SAN DIEGO: Colin Rea went where few San Diego Padres pitchers have gone before.
But he came up short, just like all the rest.
Darn you, Yoenis Cespedes.
The New York Mets center fielder singled into right field — through the hole left at second base with the Padres shifting on the pitch — for a two-out hit in the seventh inning that broke up Rea’s bid for the first no-hitter in Padres history. They now reached 7,519 games played without one. The Mets went exactly 500 more games than have the Padres — 8,019 — without a no-hitter before Johan Santana accomplished the feat June 1, 2012 to make the Padres the only team in the majors without one.
Rea received a standing ovation from the 21,608 at Petco Park after becoming the latest Padres pitcher to seek the elusive milestone. The 25-year-old right-hander had allowed only David Wright’s first-inning walk before Cespedes’ single. Rea went eight innings, allowing three hits and one run in the Padres’ 5-3 victory Thursday night over the Mets.
Rea allowed a two-out single in the eighth to Kevin Plawecki. He left to another standout ovation after allowing a home run to Curtis Granderson leading off the ninth. Reliever Brad Hand followed Rea to the mound, allowed a two-run homer to Cespedes and was replaced by Fernando Rodney, who closed out the game.
With the Mets in town this weekend for a four-game series, all the talk before Thursday night’s series opener centered on how the Mets were holding all the aces.
“It’s a heck of a rotation,” Padres manager Andy Green said. “It’s as big a challenge as there is in major league baseball right now when you run into these four arms that you’re facing.”
But it wasn’t Mets right-hander Jacob deGrom—leading off the series with Noah Syndergaard, Bartolo Colon and Matt Harvey to follow—who dominated.
It was Rea, who came into the game with a 2-1 record and a 4.61 ERA. Green expressed plenty of confidence in the pitcher coming into the game.
“Colin just needs to stay true to who he is,” said Green, looking out from the Padres dugout before the game. “He doesn’t need to reinvent himself. He’s got the ability to execute any pitch at any time. When he attacks the zone and gets ahead, he pitches very, very well. If he nibbles on the corners too much he tends to get behind.”

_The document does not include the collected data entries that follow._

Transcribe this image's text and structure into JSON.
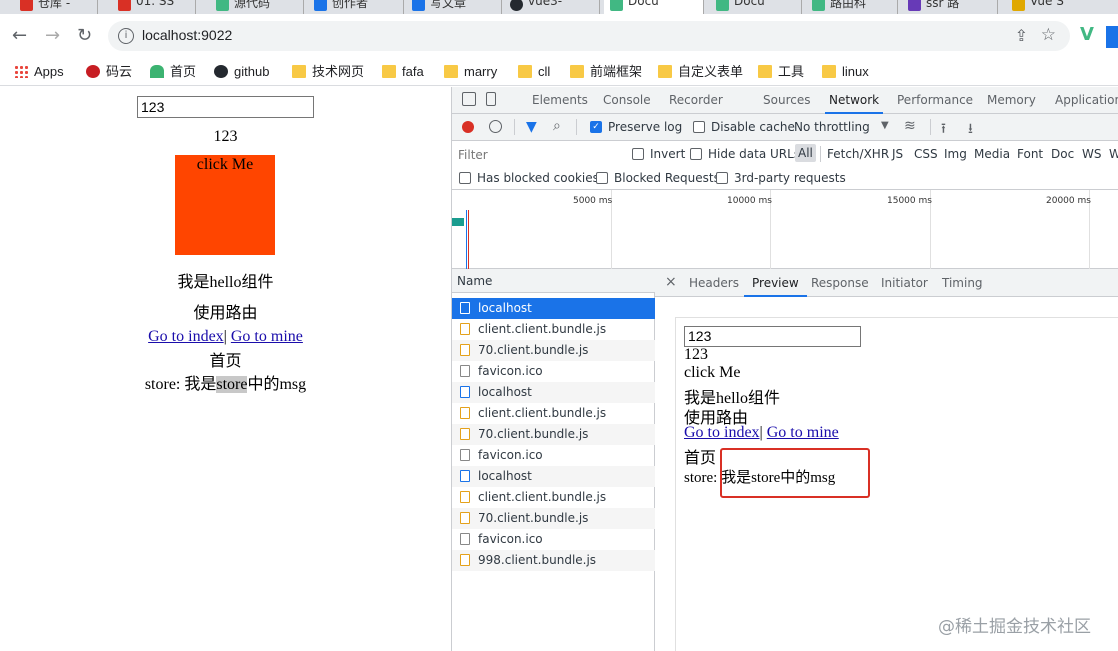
{
  "tabs": [
    {
      "label": "仓库 -",
      "color": "#d93025"
    },
    {
      "label": "01. SS",
      "color": "#d93025"
    },
    {
      "label": "源代码",
      "color": "#41b883"
    },
    {
      "label": "创作者",
      "color": "#1a73e8"
    },
    {
      "label": "写文章",
      "color": "#1a73e8"
    },
    {
      "label": "vue3-",
      "color": "#24292f"
    },
    {
      "label": "Docu",
      "color": "#41b883"
    },
    {
      "label": "Docu",
      "color": "#41b883"
    },
    {
      "label": "路由科",
      "color": "#41b883"
    },
    {
      "label": "ssr 路",
      "color": "#673ab7"
    },
    {
      "label": "Vue S",
      "color": "#e0a800"
    }
  ],
  "address_bar": {
    "url": "localhost:9022"
  },
  "bookmarks": [
    {
      "label": "Apps",
      "icon": "apps-grid-icon"
    },
    {
      "label": "码云",
      "icon": "gitee-icon"
    },
    {
      "label": "首页",
      "icon": "juejin-icon"
    },
    {
      "label": "github",
      "icon": "github-icon"
    },
    {
      "label": "技术网页",
      "icon": "folder-icon"
    },
    {
      "label": "fafa",
      "icon": "folder-icon"
    },
    {
      "label": "marry",
      "icon": "folder-icon"
    },
    {
      "label": "cll",
      "icon": "folder-icon"
    },
    {
      "label": "前端框架",
      "icon": "folder-icon"
    },
    {
      "label": "自定义表单",
      "icon": "folder-icon"
    },
    {
      "label": "工具",
      "icon": "folder-icon"
    },
    {
      "label": "linux",
      "icon": "folder-icon"
    }
  ],
  "page": {
    "input_value": "123",
    "echo": "123",
    "button_label": "click Me",
    "hello": "我是hello组件",
    "router": "使用路由",
    "link_index": "Go to index",
    "link_sep": "|",
    "link_mine": "Go to mine",
    "home": "首页",
    "store_prefix": "store: 我是",
    "store_hl": "store",
    "store_suffix": "中的msg"
  },
  "devtools": {
    "tabs": [
      "Elements",
      "Console",
      "Recorder",
      "Sources",
      "Network",
      "Performance",
      "Memory",
      "Application"
    ],
    "active_tab": "Network",
    "toolbar": {
      "preserve_log": "Preserve log",
      "disable_cache": "Disable cache",
      "throttling": "No throttling"
    },
    "filter": {
      "placeholder": "Filter",
      "invert": "Invert",
      "hide_data_urls": "Hide data URLs",
      "types": [
        "All",
        "Fetch/XHR",
        "JS",
        "CSS",
        "Img",
        "Media",
        "Font",
        "Doc",
        "WS",
        "W"
      ],
      "blocked_cookies": "Has blocked cookies",
      "blocked_requests": "Blocked Requests",
      "third_party": "3rd-party requests"
    },
    "timeline_labels": [
      "5000 ms",
      "10000 ms",
      "15000 ms",
      "20000 ms"
    ],
    "name_header": "Name",
    "requests": [
      {
        "name": "localhost",
        "type": "doc",
        "selected": true
      },
      {
        "name": "client.client.bundle.js",
        "type": "js"
      },
      {
        "name": "70.client.bundle.js",
        "type": "js"
      },
      {
        "name": "favicon.ico",
        "type": "other"
      },
      {
        "name": "localhost",
        "type": "doc"
      },
      {
        "name": "client.client.bundle.js",
        "type": "js"
      },
      {
        "name": "70.client.bundle.js",
        "type": "js"
      },
      {
        "name": "favicon.ico",
        "type": "other"
      },
      {
        "name": "localhost",
        "type": "doc"
      },
      {
        "name": "client.client.bundle.js",
        "type": "js"
      },
      {
        "name": "70.client.bundle.js",
        "type": "js"
      },
      {
        "name": "favicon.ico",
        "type": "other"
      },
      {
        "name": "998.client.bundle.js",
        "type": "js"
      }
    ],
    "detail_tabs": [
      "Headers",
      "Preview",
      "Response",
      "Initiator",
      "Timing"
    ],
    "active_detail_tab": "Preview",
    "preview": {
      "input_value": "123",
      "echo": "123",
      "button_label": "click Me",
      "hello": "我是hello组件",
      "router": "使用路由",
      "link_index": "Go to index",
      "link_sep": "|",
      "link_mine": "Go to mine",
      "home": "首页",
      "store_prefix": "store: ",
      "store_msg": "我是store中的msg"
    }
  },
  "watermark": "@稀土掘金技术社区",
  "colors": {
    "accent": "#1a73e8",
    "red_box": "#ff4500",
    "highlight_frame": "#d93025"
  }
}
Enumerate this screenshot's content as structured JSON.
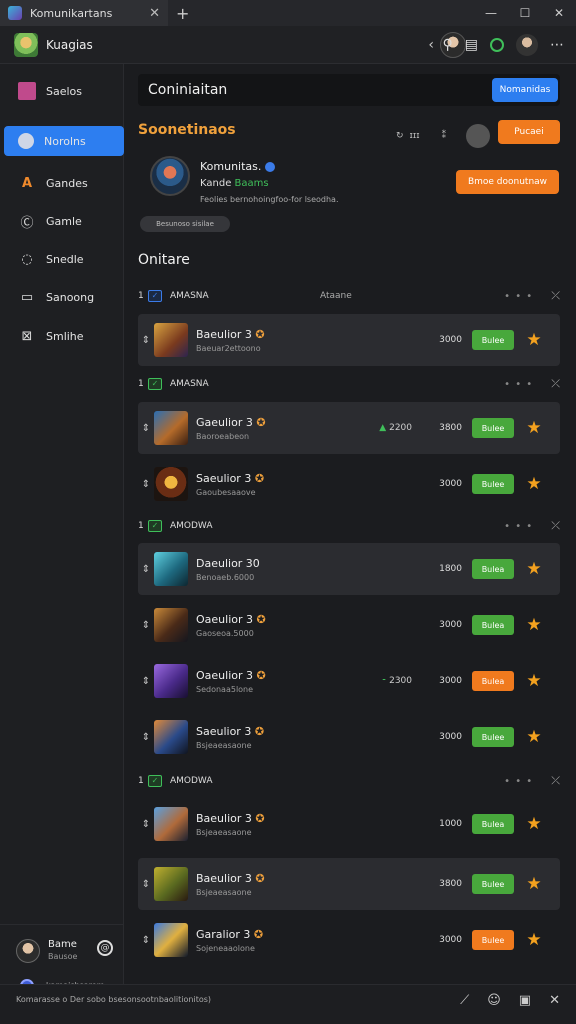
{
  "window": {
    "tab_title": "Komunikartans",
    "new_tab": "+",
    "controls": [
      "—",
      "☐",
      "✕"
    ]
  },
  "header": {
    "title": "Kuagias",
    "back": "‹"
  },
  "sidebar": {
    "items": [
      {
        "label": "Saelos",
        "icon": "book-icon"
      },
      {
        "label": "Norolns",
        "icon": "user-icon"
      },
      {
        "label": "Gandes",
        "icon": "ai-icon"
      },
      {
        "label": "Gamle",
        "icon": "circle-c-icon"
      },
      {
        "label": "Snedle",
        "icon": "chat-icon"
      },
      {
        "label": "Sanoong",
        "icon": "document-icon"
      },
      {
        "label": "Smlihe",
        "icon": "crop-icon"
      }
    ],
    "footer": {
      "name": "Bame",
      "sub": "Bausoe",
      "small": "kamaisbsarem"
    }
  },
  "main": {
    "search_text": "Coniniaitan",
    "search_button": "Nomanidas",
    "section_title": "Soonetinaos",
    "tools": {
      "a": "ɪɪɪ",
      "b": "⁑"
    },
    "top_button": "Pucaei",
    "community": {
      "name": "Komunitas.",
      "sub_a": "Kande",
      "sub_b": "Baams",
      "desc": "Feolies bernohoingfoo-for lseodha.",
      "join_button": "Bmoe doonutnaw",
      "chip": "Besunoso sisilae"
    },
    "online_heading": "Onitare"
  },
  "groups": [
    {
      "num": "1",
      "name": "AMASNA",
      "extra": "Ataane",
      "checkbox": "blue",
      "rows": [
        {
          "name": "Baeulior 3",
          "sub": "Baeuar2ettoono",
          "stat": "",
          "value": "3000",
          "button": "Bulee",
          "button_color": "g",
          "highlight": true
        }
      ]
    },
    {
      "num": "1",
      "name": "AMASNA",
      "extra": "",
      "checkbox": "green",
      "rows": [
        {
          "name": "Gaeulior 3",
          "sub": "Baoroeabeon",
          "stat": "2200",
          "value": "3800",
          "button": "Bulee",
          "button_color": "g",
          "highlight": true
        },
        {
          "name": "Saeulior 3",
          "sub": "Gaoubesaaove",
          "stat": "",
          "value": "3000",
          "button": "Bulee",
          "button_color": "g",
          "highlight": false
        }
      ]
    },
    {
      "num": "1",
      "name": "AMODWA",
      "extra": "",
      "checkbox": "green",
      "rows": [
        {
          "name": "Daeulior 30",
          "sub": "Benoaeb.6000",
          "stat": "",
          "value": "1800",
          "button": "Bulea",
          "button_color": "g",
          "highlight": true
        },
        {
          "name": "Oaeulior 3",
          "sub": "Gaoseoa.5000",
          "stat": "",
          "value": "3000",
          "button": "Bulea",
          "button_color": "g",
          "highlight": false
        },
        {
          "name": "Oaeulior 3",
          "sub": "Sedonaa5lone",
          "stat": "2300",
          "value": "3000",
          "button": "Bulea",
          "button_color": "o",
          "highlight": false
        },
        {
          "name": "Saeulior 3",
          "sub": "Bsjeaeasaone",
          "stat": "",
          "value": "3000",
          "button": "Bulee",
          "button_color": "g",
          "highlight": false
        }
      ]
    },
    {
      "num": "1",
      "name": "AMODWA",
      "extra": "",
      "checkbox": "green",
      "rows": [
        {
          "name": "Baeulior 3",
          "sub": "Bsjeaeasaone",
          "stat": "",
          "value": "1000",
          "button": "Bulea",
          "button_color": "g",
          "highlight": false
        },
        {
          "name": "Baeulior 3",
          "sub": "Bsjeaeasaone",
          "stat": "",
          "value": "3800",
          "button": "Bulee",
          "button_color": "g",
          "highlight": true
        },
        {
          "name": "Garalior 3",
          "sub": "Sojeneaaolone",
          "stat": "",
          "value": "3000",
          "button": "Bulee",
          "button_color": "o",
          "highlight": false
        }
      ]
    }
  ],
  "bottom": {
    "text": "Komarasse o Der sobo bsesonsootnbaolitionitos)"
  },
  "colors": {
    "accent_blue": "#2d7ef0",
    "accent_orange": "#f07a1e",
    "green": "#48a83c",
    "title_orange": "#f0a13c"
  }
}
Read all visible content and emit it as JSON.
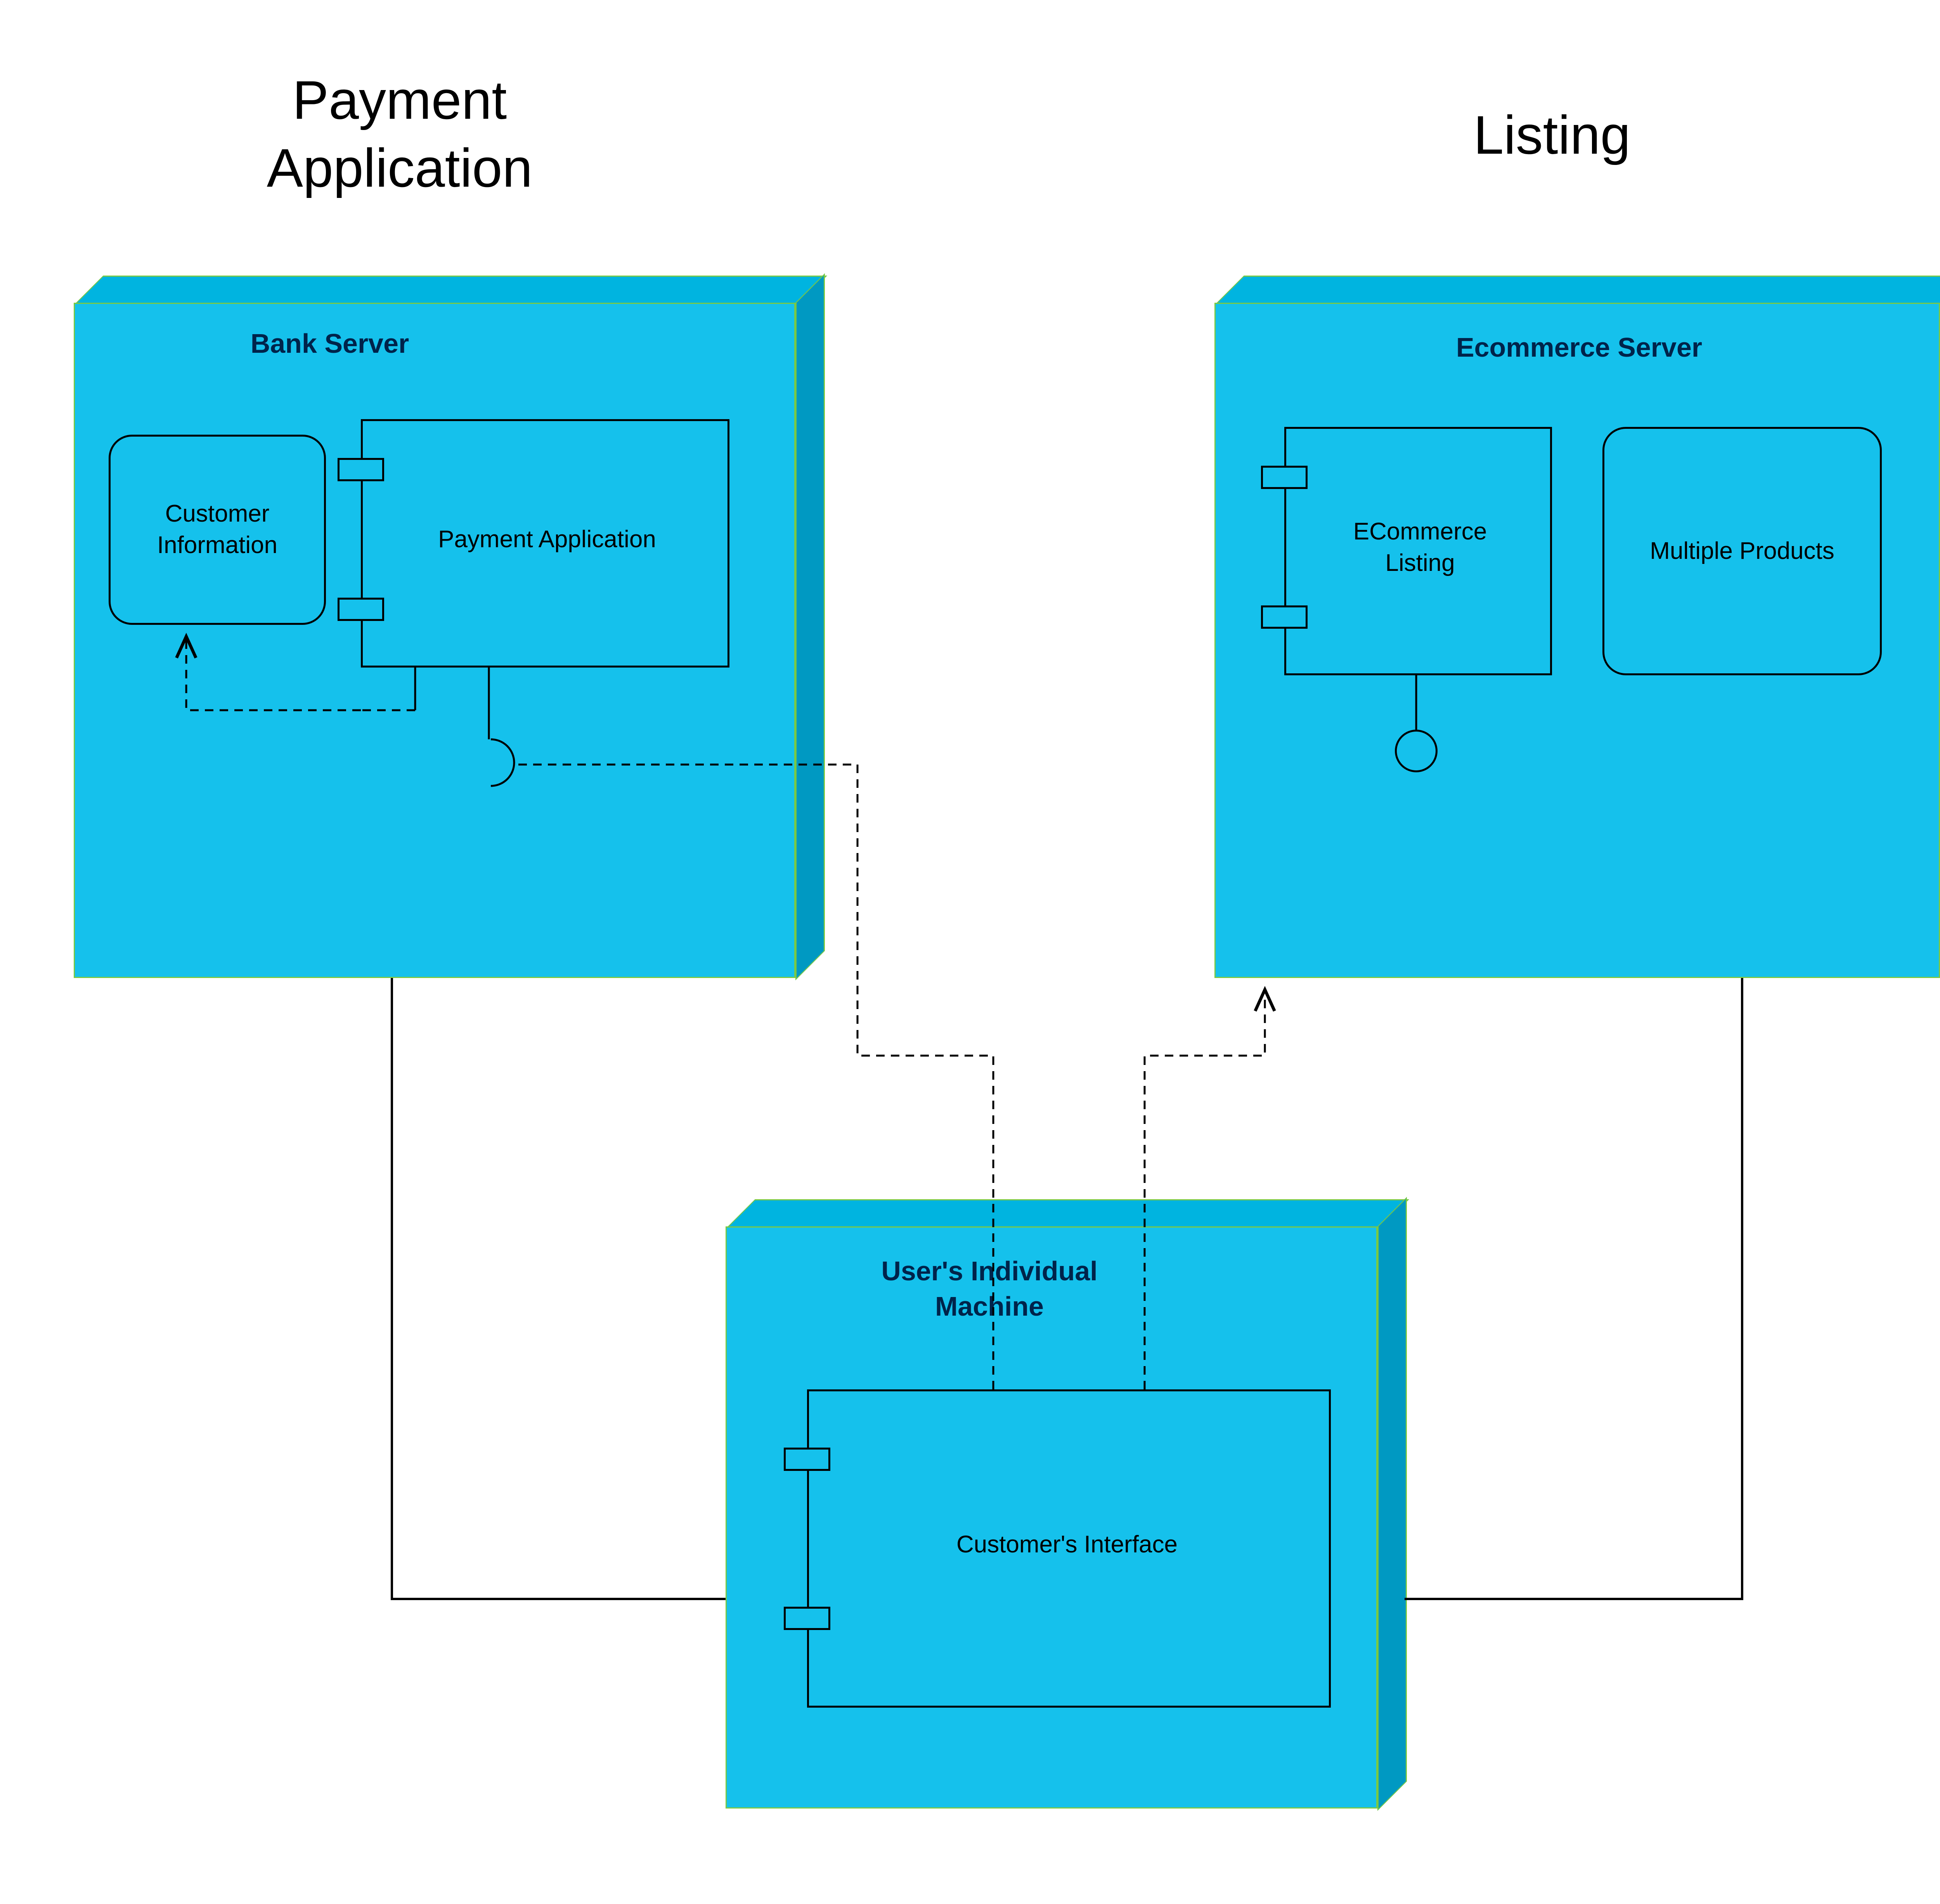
{
  "titles": {
    "payment_app": "Payment\nApplication",
    "listing": "Listing"
  },
  "nodes": {
    "bank_server": {
      "title": "Bank Server",
      "customer_info": "Customer\nInformation",
      "payment_app": "Payment Application"
    },
    "ecommerce_server": {
      "title": "Ecommerce Server",
      "listing": "ECommerce\nListing",
      "products": "Multiple Products"
    },
    "user_machine": {
      "title": "User's Individual\nMachine",
      "interface": "Customer's Interface"
    }
  }
}
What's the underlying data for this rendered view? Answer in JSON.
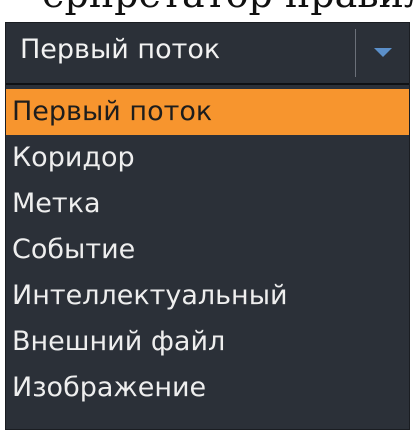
{
  "page": {
    "partial_heading": "ерпретатор правил для"
  },
  "combo": {
    "value": "Первый поток",
    "arrow_icon": "chevron-down-icon"
  },
  "list": {
    "items": [
      {
        "label": "Первый поток",
        "selected": true
      },
      {
        "label": "Коридор",
        "selected": false
      },
      {
        "label": "Метка",
        "selected": false
      },
      {
        "label": "Событие",
        "selected": false
      },
      {
        "label": "Интеллектуальный",
        "selected": false
      },
      {
        "label": "Внешний файл",
        "selected": false
      },
      {
        "label": "Изображение",
        "selected": false
      }
    ]
  },
  "colors": {
    "panel_bg": "#2b3038",
    "highlight": "#f7952e",
    "arrow": "#5b8fc9",
    "text_light": "#eeeeee",
    "text_dark": "#1d1d1d"
  }
}
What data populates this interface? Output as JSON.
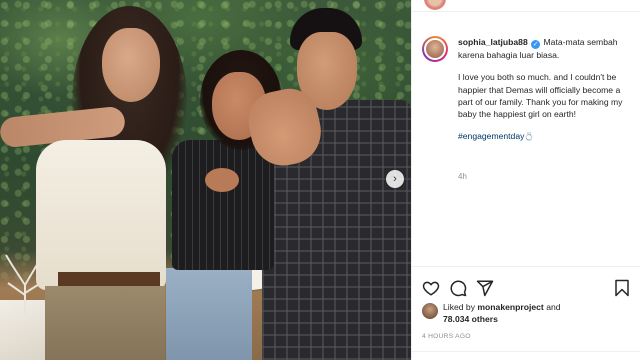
{
  "post": {
    "username": "sophia_latjuba88",
    "verified": true,
    "caption_line1": "Mata-mata sembah karena bahagia luar biasa.",
    "caption_line2": "I love you both so much. and I couldn't be happier that Demas will officially become a part of our family. Thank you for making my baby the happiest girl on earth!",
    "hashtag": "#engagementday",
    "hashtag_emoji": "💍",
    "time_ago": "4h"
  },
  "likes": {
    "prefix": "Liked by",
    "user": "monakenproject",
    "conj": "and",
    "count": "78.034 others"
  },
  "timestamp": "4 HOURS AGO",
  "icons": {
    "heart": "heart-icon",
    "comment": "comment-icon",
    "share": "send-icon",
    "save": "bookmark-icon",
    "next": "chevron-right-icon"
  },
  "colors": {
    "verified": "#3897f0",
    "hashtag": "#00376b",
    "muted": "#8e8e8e"
  }
}
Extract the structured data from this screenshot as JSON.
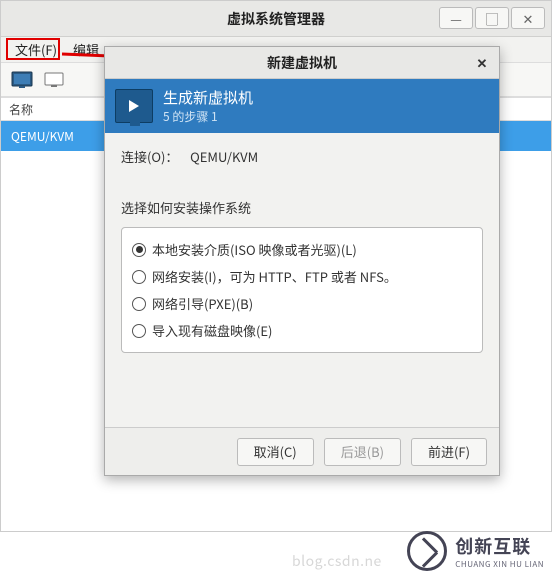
{
  "main_window": {
    "title": "虚拟系统管理器",
    "menubar": {
      "file": "文件(F)",
      "edit": "编辑"
    },
    "list": {
      "header_name": "名称",
      "row0": "QEMU/KVM"
    }
  },
  "dialog": {
    "title": "新建虚拟机",
    "banner": {
      "heading": "生成新虚拟机",
      "step": "5 的步骤 1"
    },
    "connection_label": "连接(O)：",
    "connection_value": "QEMU/KVM",
    "choose_label": "选择如何安装操作系统",
    "options": {
      "local": "本地安装介质(ISO 映像或者光驱)(L)",
      "network": "网络安装(I)，可为 HTTP、FTP 或者 NFS。",
      "pxe": "网络引导(PXE)(B)",
      "import": "导入现有磁盘映像(E)"
    },
    "buttons": {
      "cancel": "取消(C)",
      "back": "后退(B)",
      "forward": "前进(F)"
    }
  },
  "watermark": {
    "url": "blog.csdn.ne",
    "brand_cn": "创新互联",
    "brand_en": "CHUANG XIN HU LIAN"
  }
}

Rea went after the Mets. So did his teammates. The Padres had nine hits before the Mets had one.
DeGrom was gone by then. Long gone. He allowed eight hits and three runs over five innings.
The Padres plated more people against him than deGrom had allowed this year in his three starts combined. The right-hander had a 1.02 ERA entering the game. It was more than twice that after Alexei Ramirez doubled on the left-field line to make it 3-0 with two outs in the third inning.
When Melvin Upton Jr. singled with two outs in the third, Mets pitching coach Dan Warthen visit the mound with Elvis’ “All Shook Up” playing over the PA.
Rea, meanwhile, was in the midst of his best outing of the season. He allowed only a first-inning walk to Wright through four innings.
He was aided by Jon Jay’s sliding catch on the warning track in left-center to snare a ball off the bat of Curtis Granderson that ended the third inning.
DeGrom made it through just one batter before he found himself trailing.
Padres first baseman Wil Myers sent an 0-1 slider from deGrom over the wall in center field for a 1-0 lead in the first inning.
Myers had never faced deGrom—nor any other Mets pitcher—coming into the game.
When Rea dropped an RBI single into center field with two outs in the second to make it 2-0, the Padres had plated as many runs in two innings off deGrom as the right-hander had allowed in 172/3 innings this season.